Adroaldo Hoffmann, administrador de duas granjas no estado, precisou abrir novos poços artesianos e contratar caminhões pipa para manter produção.
(Edemir Rodrigues)
Em função da falta de água que é essencial para criação de animais, assim como todo sistema de produção da avicultura, as granjas de aves do Estado tiveram que se reinventar para sobreviverem ao período de seca. Avicultores de Mato Grosso do Sul tiveram que abrir novos poços artesianos e até contratar caminhões pipas, em ações emergenciais por conta da estiagem.

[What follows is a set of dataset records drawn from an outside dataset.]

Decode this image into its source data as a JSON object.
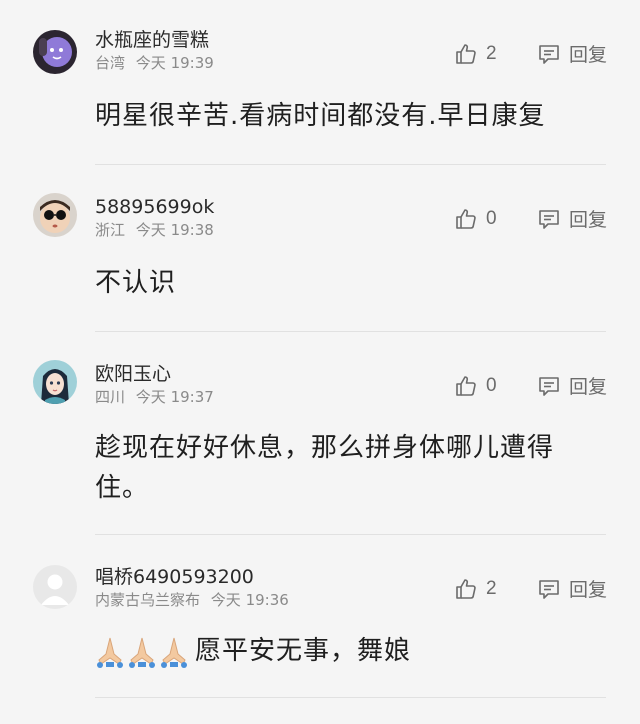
{
  "comments": [
    {
      "username": "水瓶座的雪糕",
      "location": "台湾",
      "time": "今天 19:39",
      "likes": "2",
      "reply_label": "回复",
      "content": "明星很辛苦.看病时间都没有.早日康复",
      "avatar": "purple-cartoon-avatar"
    },
    {
      "username": "58895699ok",
      "location": "浙江",
      "time": "今天 19:38",
      "likes": "0",
      "reply_label": "回复",
      "content": "不认识",
      "avatar": "sunglasses-child-avatar"
    },
    {
      "username": "欧阳玉心",
      "location": "四川",
      "time": "今天 19:37",
      "likes": "0",
      "reply_label": "回复",
      "content": "趁现在好好休息，那么拼身体哪儿遭得住。",
      "avatar": "anime-girl-avatar"
    },
    {
      "username": "唱桥6490593200",
      "location": "内蒙古乌兰察布",
      "time": "今天 19:36",
      "likes": "2",
      "reply_label": "回复",
      "content": "愿平安无事，舞娘",
      "content_emoji": "praying-hands-icon",
      "avatar": "default-avatar"
    }
  ],
  "colors": {
    "background": "#f5f5f5",
    "text_primary": "#1f1f1f",
    "text_secondary": "#8a8a8a",
    "divider": "#e1e1e1",
    "action_gray": "#6b6b6b"
  }
}
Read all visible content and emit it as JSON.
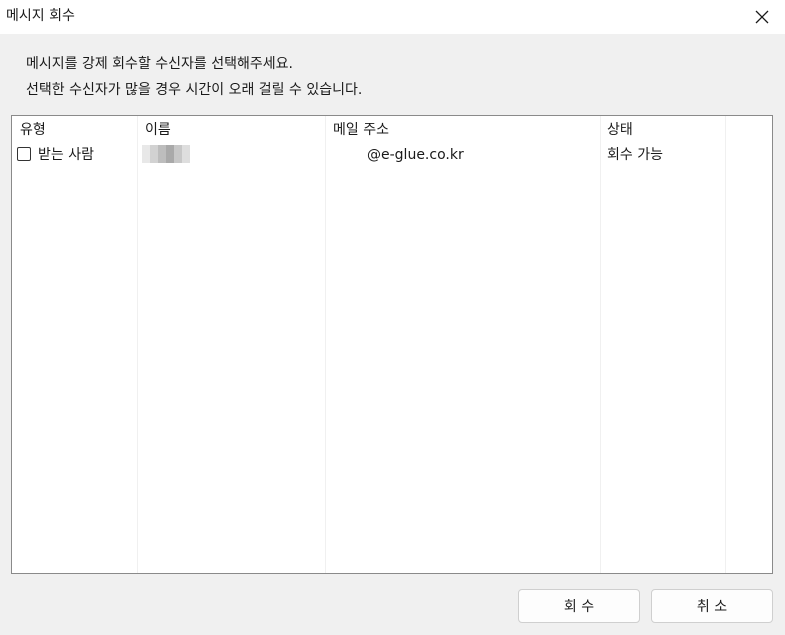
{
  "window": {
    "title": "메시지 회수",
    "close_icon": "close-icon"
  },
  "description": {
    "line1": "메시지를 강제 회수할 수신자를 선택해주세요.",
    "line2": "선택한 수신자가 많을 경우 시간이 오래 걸릴 수 있습니다."
  },
  "recipients_list": {
    "columns": [
      "유형",
      "이름",
      "메일 주소",
      "상태"
    ],
    "rows": [
      {
        "checked": false,
        "type": "받는 사람",
        "name": "",
        "email": "@e-glue.co.kr",
        "status": "회수 가능"
      }
    ]
  },
  "buttons": {
    "recall": "회 수",
    "cancel": "취 소"
  }
}
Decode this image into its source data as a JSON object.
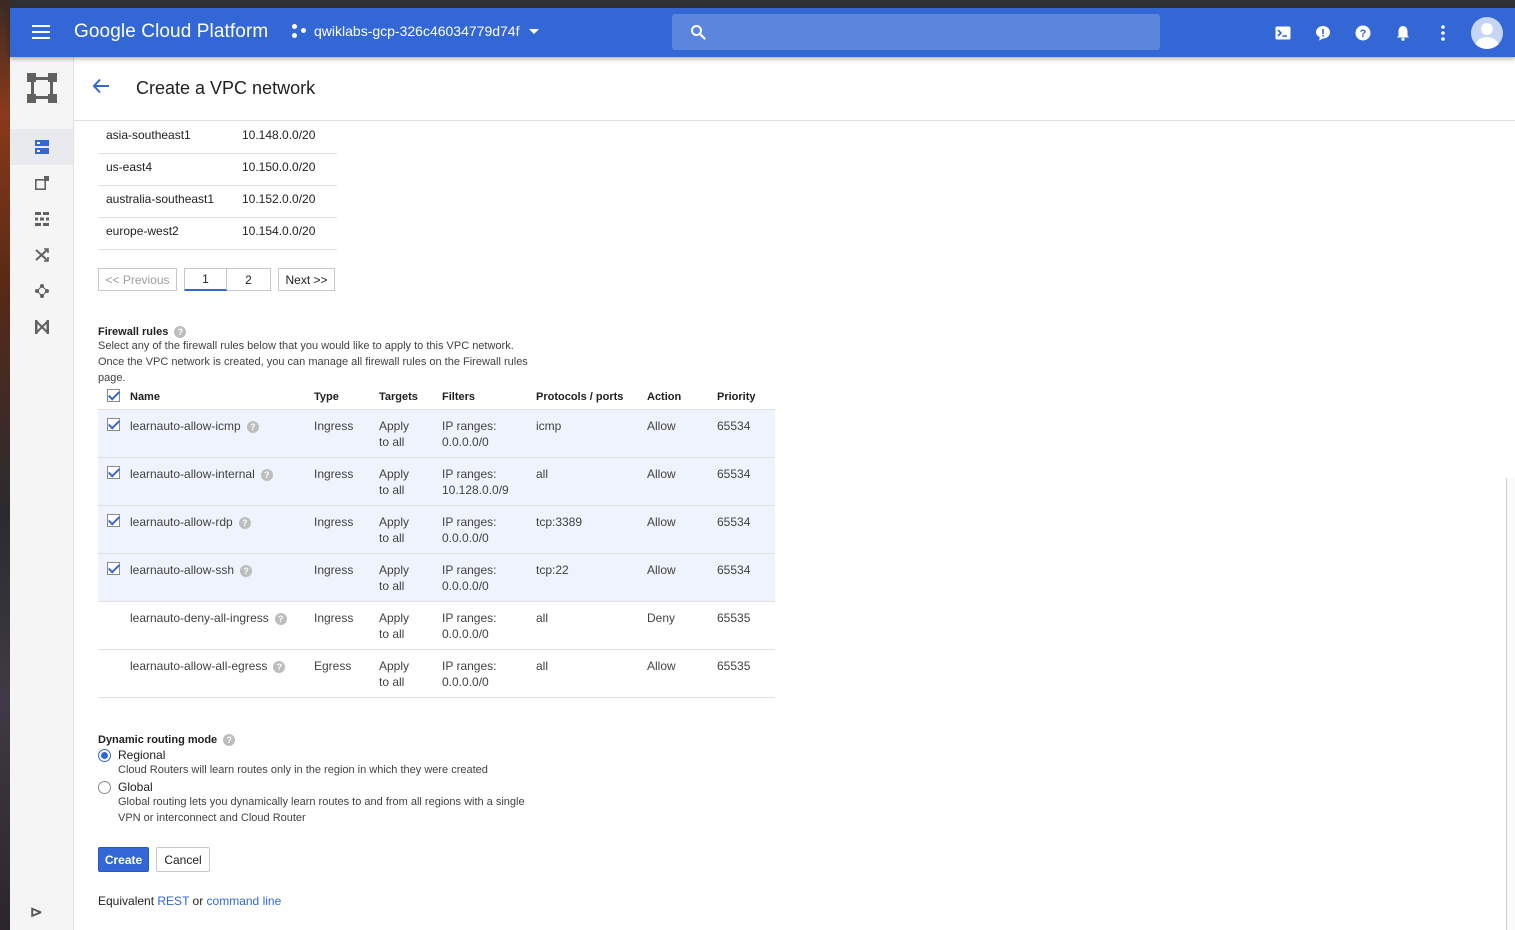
{
  "header": {
    "brand": "Google Cloud Platform",
    "project": "qwiklabs-gcp-326c46034779d74f",
    "search_placeholder": "",
    "icons": [
      "cloud-shell-icon",
      "feedback-icon",
      "help-icon",
      "notifications-icon",
      "more-vert-icon",
      "account-avatar-icon"
    ]
  },
  "sidenav": {
    "items": [
      "vpc-networks-icon",
      "external-ip-icon",
      "firewall-rules-icon",
      "routes-icon",
      "vpc-peering-icon",
      "shared-vpc-icon"
    ]
  },
  "page": {
    "title": "Create a VPC network"
  },
  "subnets": [
    {
      "region": "asia-southeast1",
      "ip": "10.148.0.0/20"
    },
    {
      "region": "us-east4",
      "ip": "10.150.0.0/20"
    },
    {
      "region": "australia-southeast1",
      "ip": "10.152.0.0/20"
    },
    {
      "region": "europe-west2",
      "ip": "10.154.0.0/20"
    }
  ],
  "pager": {
    "previous": "<< Previous",
    "page1": "1",
    "page2": "2",
    "next": "Next >>"
  },
  "firewall": {
    "label": "Firewall rules",
    "description_1": "Select any of the firewall rules below that you would like to apply to this VPC network.",
    "description_2": "Once the VPC network is created, you can manage all firewall rules on the Firewall rules",
    "description_3": "page.",
    "columns": {
      "name": "Name",
      "type": "Type",
      "targets": "Targets",
      "filters": "Filters",
      "protocols": "Protocols / ports",
      "action": "Action",
      "priority": "Priority"
    },
    "rows": [
      {
        "checked": true,
        "name": "learnauto-allow-icmp",
        "type": "Ingress",
        "targets_1": "Apply",
        "targets_2": "to all",
        "filters_1": "IP ranges:",
        "filters_2": "0.0.0.0/0",
        "protocols": "icmp",
        "action": "Allow",
        "priority": "65534"
      },
      {
        "checked": true,
        "name": "learnauto-allow-internal",
        "type": "Ingress",
        "targets_1": "Apply",
        "targets_2": "to all",
        "filters_1": "IP ranges:",
        "filters_2": "10.128.0.0/9",
        "protocols": "all",
        "action": "Allow",
        "priority": "65534"
      },
      {
        "checked": true,
        "name": "learnauto-allow-rdp",
        "type": "Ingress",
        "targets_1": "Apply",
        "targets_2": "to all",
        "filters_1": "IP ranges:",
        "filters_2": "0.0.0.0/0",
        "protocols": "tcp:3389",
        "action": "Allow",
        "priority": "65534"
      },
      {
        "checked": true,
        "name": "learnauto-allow-ssh",
        "type": "Ingress",
        "targets_1": "Apply",
        "targets_2": "to all",
        "filters_1": "IP ranges:",
        "filters_2": "0.0.0.0/0",
        "protocols": "tcp:22",
        "action": "Allow",
        "priority": "65534"
      },
      {
        "checked": false,
        "name": "learnauto-deny-all-ingress",
        "type": "Ingress",
        "targets_1": "Apply",
        "targets_2": "to all",
        "filters_1": "IP ranges:",
        "filters_2": "0.0.0.0/0",
        "protocols": "all",
        "action": "Deny",
        "priority": "65535"
      },
      {
        "checked": false,
        "name": "learnauto-allow-all-egress",
        "type": "Egress",
        "targets_1": "Apply",
        "targets_2": "to all",
        "filters_1": "IP ranges:",
        "filters_2": "0.0.0.0/0",
        "protocols": "all",
        "action": "Allow",
        "priority": "65535"
      }
    ]
  },
  "routing": {
    "label": "Dynamic routing mode",
    "selected": "Regional",
    "regional_label": "Regional",
    "regional_desc": "Cloud Routers will learn routes only in the region in which they were created",
    "global_label": "Global",
    "global_desc_1": "Global routing lets you dynamically learn routes to and from all regions with a single",
    "global_desc_2": "VPN or interconnect and Cloud Router"
  },
  "actions": {
    "create": "Create",
    "cancel": "Cancel"
  },
  "equivalent": {
    "prefix": "Equivalent",
    "rest": "REST",
    "or": "or",
    "command_line": "command line"
  },
  "colors": {
    "brand_blue": "#3367d6",
    "selected_row": "#eef3fd"
  }
}
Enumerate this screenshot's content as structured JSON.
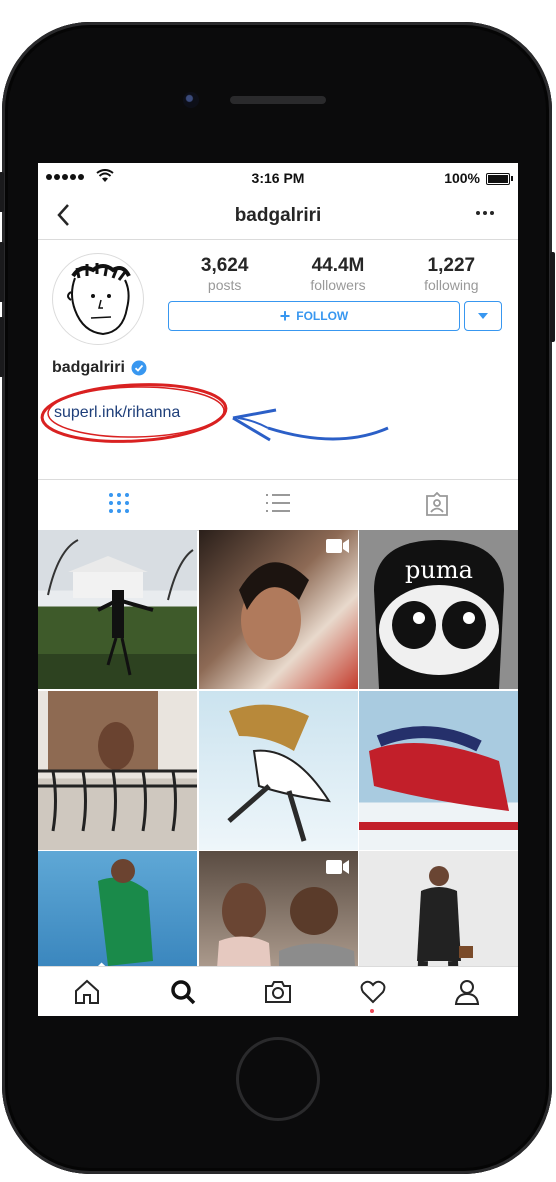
{
  "status_bar": {
    "time": "3:16 PM",
    "battery": "100%"
  },
  "header": {
    "title": "badgalriri"
  },
  "profile": {
    "stats": [
      {
        "value": "3,624",
        "label": "posts"
      },
      {
        "value": "44.4M",
        "label": "followers"
      },
      {
        "value": "1,227",
        "label": "following"
      }
    ],
    "follow_label": "FOLLOW",
    "username": "badgalriri",
    "link": "superl.ink/rihanna",
    "avatar_icon": "doodle-face-icon"
  },
  "tabs": [
    "grid-view-icon",
    "list-view-icon",
    "tagged-photos-icon"
  ],
  "tabbar": [
    "home-icon",
    "search-icon",
    "camera-icon",
    "heart-icon",
    "profile-icon"
  ],
  "photos": [
    {
      "label": "white-house-photo"
    },
    {
      "label": "portrait-video",
      "video": true
    },
    {
      "label": "puma-cartoon-photo",
      "caption": "puma"
    },
    {
      "label": "balcony-photo"
    },
    {
      "label": "fashion-jump-photo"
    },
    {
      "label": "sled-ad-photo"
    },
    {
      "label": "beach-sport-photo"
    },
    {
      "label": "party-video",
      "video": true
    },
    {
      "label": "street-style-photo"
    }
  ],
  "colors": {
    "accent": "#3897f0",
    "annotation_red": "#d92121",
    "annotation_blue": "#2b5fc7"
  }
}
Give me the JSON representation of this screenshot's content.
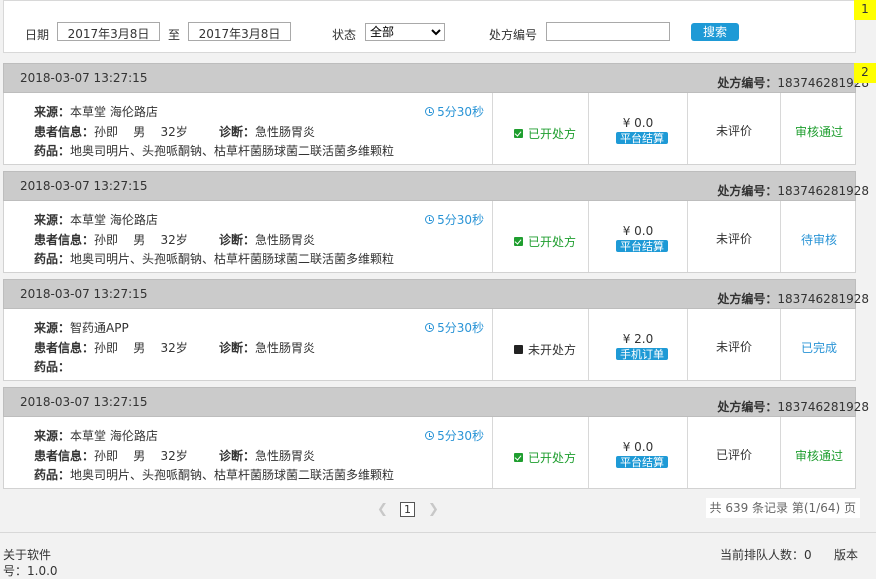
{
  "filter": {
    "date_label": "日期",
    "date_from": "2017年3月8日",
    "to_label": "至",
    "date_to": "2017年3月8日",
    "status_label": "状态",
    "status_value": "全部",
    "rx_label": "处方编号",
    "rx_value": "",
    "search_label": "搜索"
  },
  "markers": [
    "1",
    "2"
  ],
  "orders": [
    {
      "datetime": "2018-03-07  13:27:15",
      "rx_label": "处方编号：",
      "rx_number": "183746281928",
      "source_label": "来源：",
      "source": "本草堂 海伦路店",
      "patient_label": "患者信息：",
      "patient": "孙即    男    32岁",
      "diagnosis_label": "诊断：",
      "diagnosis": "急性肠胃炎",
      "drugs_label": "药品：",
      "drugs": "地奥司明片、头孢哌酮钠、枯草杆菌肠球菌二联活菌多维颗粒",
      "timer": "5分30秒",
      "status": "已开处方",
      "status_kind": "done",
      "price": "¥ 0.0",
      "pay_tag": "平台结算",
      "rating": "未评价",
      "audit": "审核通过",
      "audit_color": "#1f9e2f"
    },
    {
      "datetime": "2018-03-07  13:27:15",
      "rx_label": "处方编号：",
      "rx_number": "183746281928",
      "source_label": "来源：",
      "source": "本草堂 海伦路店",
      "patient_label": "患者信息：",
      "patient": "孙即    男    32岁",
      "diagnosis_label": "诊断：",
      "diagnosis": "急性肠胃炎",
      "drugs_label": "药品：",
      "drugs": "地奥司明片、头孢哌酮钠、枯草杆菌肠球菌二联活菌多维颗粒",
      "timer": "5分30秒",
      "status": "已开处方",
      "status_kind": "done",
      "price": "¥ 0.0",
      "pay_tag": "平台结算",
      "rating": "未评价",
      "audit": "待审核",
      "audit_color": "#2a94d6"
    },
    {
      "datetime": "2018-03-07  13:27:15",
      "rx_label": "处方编号：",
      "rx_number": "183746281928",
      "source_label": "来源：",
      "source": "智药通APP",
      "patient_label": "患者信息：",
      "patient": "孙即    男    32岁",
      "diagnosis_label": "诊断：",
      "diagnosis": "急性肠胃炎",
      "drugs_label": "药品：",
      "drugs": "",
      "timer": "5分30秒",
      "status": "未开处方",
      "status_kind": "pending",
      "price": "¥ 2.0",
      "pay_tag": "手机订单",
      "rating": "未评价",
      "audit": "已完成",
      "audit_color": "#2a94d6"
    },
    {
      "datetime": "2018-03-07  13:27:15",
      "rx_label": "处方编号：",
      "rx_number": "183746281928",
      "source_label": "来源：",
      "source": "本草堂 海伦路店",
      "patient_label": "患者信息：",
      "patient": "孙即    男    32岁",
      "diagnosis_label": "诊断：",
      "diagnosis": "急性肠胃炎",
      "drugs_label": "药品：",
      "drugs": "地奥司明片、头孢哌酮钠、枯草杆菌肠球菌二联活菌多维颗粒",
      "timer": "5分30秒",
      "status": "已开处方",
      "status_kind": "done",
      "price": "¥ 0.0",
      "pay_tag": "平台结算",
      "rating": "已评价",
      "audit": "审核通过",
      "audit_color": "#1f9e2f"
    }
  ],
  "pagination": {
    "current_page": "1",
    "prev_icon": "chevron-left-icon",
    "next_icon": "chevron-right-icon",
    "records_text": "共 639 条记录  第(1/64) 页"
  },
  "footer": {
    "about_line1": "关于软件",
    "about_line2": "号：1.0.0",
    "queue_text": "当前排队人数：0",
    "version_label": "版本"
  }
}
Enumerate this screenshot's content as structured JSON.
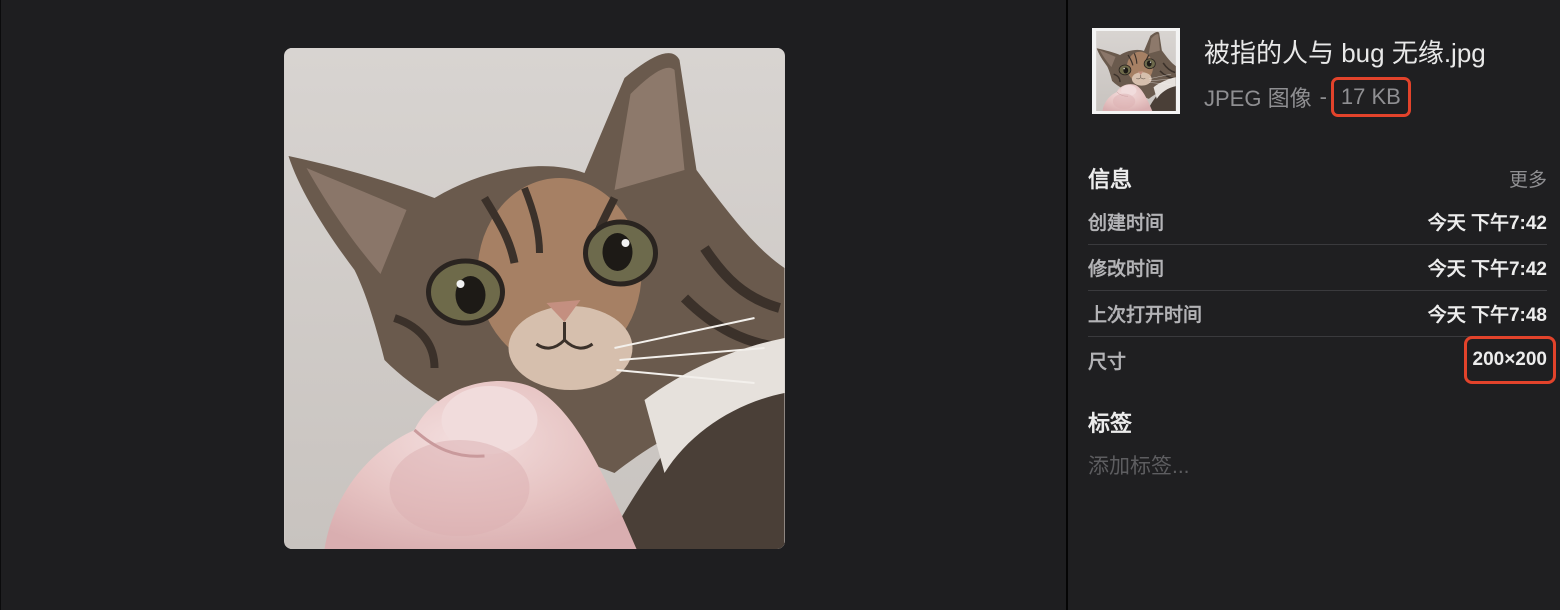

Diante do preocupante cenário, o decreto de emergência do Governo do Estado, publicado no inicio da semana, ajuda o setor produtivo com ações estratégicas e ainda possibilita que eles acionem o seguro, parcelem financiamentos e renegociem dívidas.
O avicultor Adroaldo Hoffmann, que administra duas granjas da família em Campo Grande, relatou que o período de estiagem foi muito preocupante para sua produção, já que os poços artesianos da propriedade não tiveram água suficiente para demanda, tendo que abrir novos poços e até recorrer a contratação de caminhões pipa.
“Na produção avícola nós temos uma necessidade muito grande de ter água, não só para dar para os animais beberem, mas também para regular o ambiente dentro dos barracões. Em função da estiagem diminuiu demais a vazão de águas nos poços, por isso tivemos que furar poços semi-artesianos a toque de caixa, para poder evitar uma mortalidade das aves”, descreveu.
Hoffmann ressaltou que gastou R$ 50 mil não previstos para um novo poço semi artesiano de 110 metros de profundidade, mas que até ficar pronto, precisou pagar duas diárias de caminhões pipa em dezembro, com custo de R$ 1 mil por dia. “Foi uma alternativa emergencial, mas que é inviável para as granjas. O maior prejuízo é o medo de produzir e não dar a devida qualidade para produção. Tomamos todos os cuidados, mas precisamos de água”.
Ele elogiou o decreto de situação de emergência, que será uma ferramenta importante para produção. “Tudo que vier para ajudar o produtor é bem-vindo. Pode nos ajudar no sentido de financiamento, com juros mais atrativos, assim como novas linhas de crédito e até convênio para empresa que perfure poços, que garante nosso abastecimento de água.
As duas granjas possuem juntas por volta de 250 mil aves, que são vendidas aos frigoríficos de Sidrolândia, para depois seguirem por exportação para Europa. “Neste final do ano as chuvas foram menores e irregulares, por isso não suficientes”.
Momento crítico
Com 10 granjas na região de Sidrolândia, e uma produção de 220 mil aves, o produtor Antônio Marcatto, de 68 anos, contou que o momento mais crítico da estiagem foi no final de novembro, quando os poços começaram a baixar o nível e começou a faltar água para atender a demanda.
“A situação foi assustadora, não faltou água para os animais beberem, mas tivemos que regular o uso nebulização e sistema de resfriamento das placas evaporativas. Para as granjas a água é o nosso bem maior, se faltar cai o rendimento da produção”.
O avicultor relatou que em uma das granjas da família, teve que desalojar e transferir as aves devido a estiagem, tendo que contratar caminhões pipa. “Tivemos dificuldades para lavação e desinfecção da granja, pois o nosso poço (artesiano) reduziu em 75% a sua produção, caiu de 10 mil litros por hora, para 2,5 mil litros. Tivemos inclusive que abrir outro poço para garantir a demanda”.
Marcatto destacou que o decreto de emergência é benéfico para o setor e que toda ação de apoio é importante. “Não tenho dúvida que vai ajudar. Também sugerimos a abertura de uma linha de crédito subsidiada para perfuração de poços, ou uma empresa que atenda cada região para este serviço em caso de emergência”. Junto com as granjas da família, eles possuem uma produção de 700 mil aves e vão ampliar este ano para 1 milhão.